Dafür ist einer der Söhne von Isaak Gottschalk mitsamt seine Familie auf dem jüdischen Friedhof begraben. Unter einem von Grünspan bedeckten Stein ruht Melchior Gottschalk, der 1866 starb. Nebenan liegt Ehefrau Cecilie unter einem eigenen Stein. Bedenklich schräg erhebt er sich von Efeu berankt im Schatten einer Eiche. Am Zaun an der Straße erinnert ein kleiner schwarzer Grabstein an Melchiors Bruder Ephraim. Tochter Elise hat auch eine eigene Grabstelle auf dem Friedhof: Sie hat im Familiengrab der Kaysers mit Ehemann Moses, Sohn Moritz und anderen Angehörigen ihre letzte Ruhe gefunden.

"Die verwandtschaftlichen Beziehungen zu erforschen, war sehr schwierig", erzählt Scholz. "Die deutschen Inschriften auf den Grabsteinen allein helfen nicht weiter. Es geht nur über die Entzifferung der hebräischen Grabseiten, denn dort stehen die Geburtsnamen." Dieter Schmidt-Bollmann, ehemaliger Hebräisch-Lehrer und ein Freund von Scholz, half dem Beckedorfer. "Er hat mir die hebräischen Inschriften aller Gräber übersetzt." Dabei kamen beide einem alten Irrtum auf die Schliche.
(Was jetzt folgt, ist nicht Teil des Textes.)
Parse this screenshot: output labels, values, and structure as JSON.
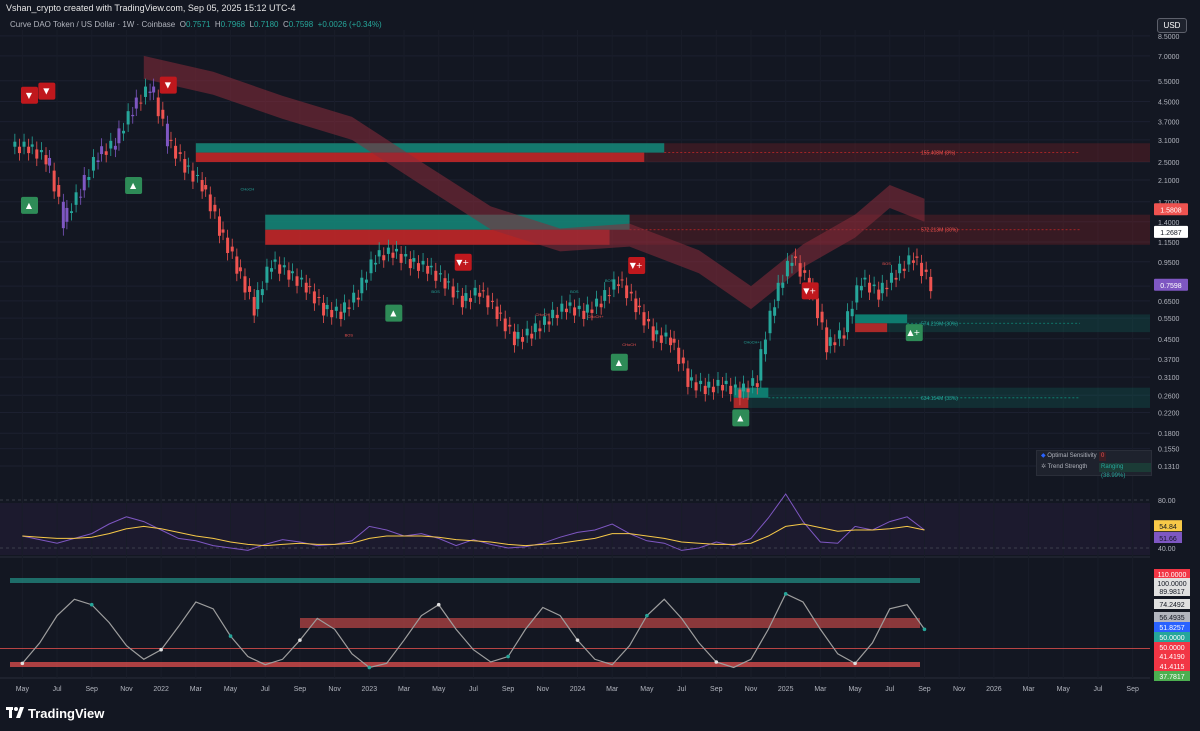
{
  "header": {
    "credit": "Vshan_crypto created with TradingView.com, Sep 05, 2025 15:12 UTC-4",
    "symbol": "Curve DAO Token / US Dollar · 1W · Coinbase",
    "o_label": "O",
    "o_value": "0.7571",
    "h_label": "H",
    "h_value": "0.7968",
    "l_label": "L",
    "l_value": "0.7180",
    "c_label": "C",
    "c_value": "0.7598",
    "change": "+0.0026 (+0.34%)",
    "currency_button": "USD"
  },
  "colors": {
    "background": "#131722",
    "bull": "#26a69a",
    "bear": "#ef5350",
    "purple": "#7e57c2",
    "zone_green": "#0e8a7a",
    "zone_red": "#c62828",
    "signal_green": "#2e8b57",
    "signal_red": "#c0181d"
  },
  "chart_data": [
    {
      "type": "line",
      "name": "price",
      "log_scale": true,
      "ylim": [
        0.12,
        9.0
      ],
      "x_range": [
        "2021-04",
        "2026-10"
      ],
      "x_ticks": [
        "May",
        "Jul",
        "Sep",
        "Nov",
        "2022",
        "Mar",
        "May",
        "Jul",
        "Sep",
        "Nov",
        "2023",
        "Mar",
        "May",
        "Jul",
        "Sep",
        "Nov",
        "2024",
        "Mar",
        "May",
        "Jul",
        "Sep",
        "Nov",
        "2025",
        "Mar",
        "May",
        "Jul",
        "Sep",
        "Nov",
        "2026",
        "Mar",
        "May",
        "Jul",
        "Sep"
      ],
      "y_ticks": [
        "8.5000",
        "7.0000",
        "5.5000",
        "4.5000",
        "3.7000",
        "3.1000",
        "2.5000",
        "2.1000",
        "1.7000",
        "1.4000",
        "1.1500",
        "0.9500",
        "0.7500",
        "0.6500",
        "0.5500",
        "0.4500",
        "0.3700",
        "0.3100",
        "0.2600",
        "0.2200",
        "0.1800",
        "0.1550",
        "0.1310"
      ],
      "price_labels": [
        {
          "text": "1.5808",
          "color": "#ef5350"
        },
        {
          "text": "1.2687",
          "color": "#ffffff"
        },
        {
          "text": "0.7598",
          "color": "#7e57c2"
        }
      ],
      "x": [
        "2021-05",
        "2021-06",
        "2021-07",
        "2021-08",
        "2021-09",
        "2021-10",
        "2021-11",
        "2021-12",
        "2022-01",
        "2022-02",
        "2022-03",
        "2022-04",
        "2022-05",
        "2022-06",
        "2022-07",
        "2022-08",
        "2022-09",
        "2022-10",
        "2022-11",
        "2022-12",
        "2023-01",
        "2023-02",
        "2023-03",
        "2023-04",
        "2023-05",
        "2023-06",
        "2023-07",
        "2023-08",
        "2023-09",
        "2023-10",
        "2023-11",
        "2023-12",
        "2024-01",
        "2024-02",
        "2024-03",
        "2024-04",
        "2024-05",
        "2024-06",
        "2024-07",
        "2024-08",
        "2024-09",
        "2024-10",
        "2024-11",
        "2024-12",
        "2025-01",
        "2025-02",
        "2025-03",
        "2025-04",
        "2025-05",
        "2025-06",
        "2025-07",
        "2025-08",
        "2025-09"
      ],
      "values": [
        2.9,
        2.6,
        1.4,
        1.9,
        2.7,
        3.0,
        4.2,
        5.2,
        3.1,
        2.4,
        2.0,
        1.3,
        0.9,
        0.6,
        0.95,
        0.85,
        0.75,
        0.6,
        0.58,
        0.7,
        1.0,
        1.05,
        0.95,
        0.9,
        0.78,
        0.65,
        0.72,
        0.58,
        0.45,
        0.48,
        0.55,
        0.62,
        0.58,
        0.65,
        0.8,
        0.62,
        0.47,
        0.45,
        0.3,
        0.28,
        0.29,
        0.27,
        0.3,
        0.65,
        1.0,
        0.75,
        0.42,
        0.48,
        0.8,
        0.7,
        0.85,
        1.0,
        0.76
      ],
      "signals": [
        {
          "x": "2021-04",
          "label": "▼",
          "dir": "down",
          "y": 4.8
        },
        {
          "x": "2021-05",
          "label": "▼",
          "dir": "down",
          "y": 5.0
        },
        {
          "x": "2021-04",
          "label": "▲",
          "dir": "up",
          "y": 1.65
        },
        {
          "x": "2021-10",
          "label": "▲",
          "dir": "up",
          "y": 2.0
        },
        {
          "x": "2021-12",
          "label": "▼",
          "dir": "down",
          "y": 5.3
        },
        {
          "x": "2023-05",
          "label": "▼+",
          "dir": "down",
          "y": 0.95
        },
        {
          "x": "2023-01",
          "label": "▲",
          "dir": "up",
          "y": 0.58
        },
        {
          "x": "2024-03",
          "label": "▼+",
          "dir": "down",
          "y": 0.92
        },
        {
          "x": "2024-02",
          "label": "▲",
          "dir": "up",
          "y": 0.36
        },
        {
          "x": "2024-09",
          "label": "▲",
          "dir": "up",
          "y": 0.21
        },
        {
          "x": "2025-01",
          "label": "▼+",
          "dir": "down",
          "y": 0.72
        },
        {
          "x": "2025-07",
          "label": "▲+",
          "dir": "up",
          "y": 0.48
        }
      ],
      "zones": [
        {
          "label": "155.408M (8%)",
          "color": "red",
          "y": [
            2.5,
            3.0
          ]
        },
        {
          "label": "572.213M (30%)",
          "color": "red",
          "y": [
            1.12,
            1.5
          ]
        },
        {
          "label": "574.219M (30%)",
          "color": "green",
          "y": [
            0.48,
            0.57
          ]
        },
        {
          "label": "634.154M (33%)",
          "color": "green",
          "y": [
            0.23,
            0.28
          ]
        }
      ],
      "annotations": [
        "CHoCH",
        "BOS",
        "BOS",
        "CHoCH",
        "BOS",
        "CHoCH+",
        "BOS",
        "CHoCH",
        "CHoCH+",
        "BOS"
      ]
    },
    {
      "type": "line",
      "name": "rsi",
      "ylim": [
        30,
        90
      ],
      "y_ticks": [
        "80.00",
        "40.00"
      ],
      "price_labels": [
        {
          "text": "54.84",
          "color": "#f7c948"
        },
        {
          "text": "51.66",
          "color": "#7e57c2"
        }
      ],
      "values": [
        50,
        47,
        44,
        48,
        52,
        60,
        66,
        62,
        55,
        48,
        46,
        42,
        40,
        38,
        43,
        47,
        45,
        42,
        43,
        46,
        58,
        55,
        50,
        52,
        48,
        42,
        47,
        43,
        40,
        41,
        44,
        49,
        53,
        55,
        60,
        52,
        46,
        44,
        38,
        40,
        45,
        42,
        48,
        65,
        85,
        62,
        45,
        44,
        58,
        55,
        62,
        66,
        55
      ],
      "ma": [
        50,
        49,
        48,
        48,
        49,
        52,
        56,
        58,
        56,
        53,
        50,
        48,
        45,
        43,
        42,
        43,
        44,
        43,
        43,
        44,
        48,
        50,
        50,
        50,
        49,
        47,
        46,
        45,
        43,
        42,
        43,
        44,
        46,
        48,
        52,
        52,
        50,
        48,
        45,
        44,
        43,
        43,
        44,
        50,
        58,
        60,
        57,
        54,
        55,
        55,
        56,
        58,
        55
      ]
    },
    {
      "type": "line",
      "name": "oscillator",
      "ylim": [
        35,
        112
      ],
      "y_ticks": [
        "110.0000",
        "100.0000",
        "89.9817",
        "74.2492",
        "56.4935",
        "51.8257",
        "50.0000",
        "50.0000",
        "41.4190",
        "41.4115",
        "37.7817"
      ],
      "label_colors": [
        "#f23645",
        "#e0e0e0",
        "#e0e0e0",
        "#e0e0e0",
        "#b2b5be",
        "#2962ff",
        "#26a69a",
        "#f23645",
        "#f23645",
        "#f23645",
        "#4caf50"
      ],
      "values": [
        45,
        60,
        80,
        92,
        88,
        75,
        58,
        48,
        55,
        72,
        90,
        85,
        65,
        50,
        44,
        48,
        62,
        78,
        70,
        52,
        42,
        45,
        62,
        80,
        88,
        70,
        55,
        46,
        50,
        70,
        86,
        80,
        62,
        48,
        44,
        58,
        80,
        92,
        78,
        60,
        46,
        42,
        48,
        70,
        96,
        90,
        70,
        52,
        45,
        60,
        85,
        88,
        70
      ]
    }
  ],
  "x_axis": [
    "May",
    "Jul",
    "Sep",
    "Nov",
    "2022",
    "Mar",
    "May",
    "Jul",
    "Sep",
    "Nov",
    "2023",
    "Mar",
    "May",
    "Jul",
    "Sep",
    "Nov",
    "2024",
    "Mar",
    "May",
    "Jul",
    "Sep",
    "Nov",
    "2025",
    "Mar",
    "May",
    "Jul",
    "Sep",
    "Nov",
    "2026",
    "Mar",
    "May",
    "Jul",
    "Sep"
  ],
  "indicator_panel": {
    "row1_label": "Optimal Sensitivity",
    "row1_value": "0",
    "row2_label": "Trend Strength",
    "row2_value": "Ranging (38.99%)"
  },
  "footer": {
    "brand": "TradingView"
  }
}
Bislang galt das Grab von Salomon Rosenberg als ältestes auf dem Friedhof. 1817 steht auf der deutschen Inschrift im Stein. "Da hat sich der Steinmetz um 100 Jahre vertan", so Scholz. Die Übersetzung der hebräischen Seite hat die Wahrheit ans Licht gebracht: Rosenberg starb am 7. Oktober 1917. "Die Gräber von Simeon und Sara Wolff von 1830 sind damit die ältesten", stellt Scholz fest. Bekannt sind ihre Ruhestätten aber noch nicht lange. "In der Dokumentation des Heimatvereins waren sie nicht erfasst." Scholz vermutet: "Die Gräber wurden im Zuge der Friedhof-Restaurierung gefunden." 2011 ließ der jüdische Landesverband Hannover als heutiger Eigentümer die Begräbnisstätte restaurieren. Ein neuer Zaun wurde gezogen und ein neues Tor errichtet. Verziert ist es mit Symbolen: einem Davidstern, der Menora und zwölf Kreisen für die Stämme Israels.

Herbert Scholz’ Recherchen sind noch nicht beendet. Zu einigen Namen auf den Grabsteinen fehlen noch Informationen. Sein Ziel ist eine Dokumentation für die Gemeinde. Außerdem möchte er seine Ergebnisse der Gedenkstätte "Baracke Wilhelmine" zur Verfügung stellen. Schließlich sind auf dem Friedhof auch Namen zum Gedenken an zehn Menschen verewigt, die in den Weltkriegen starben. Sieben von ihnen wurden von den Nazis ermordet, weil sie Juden waren.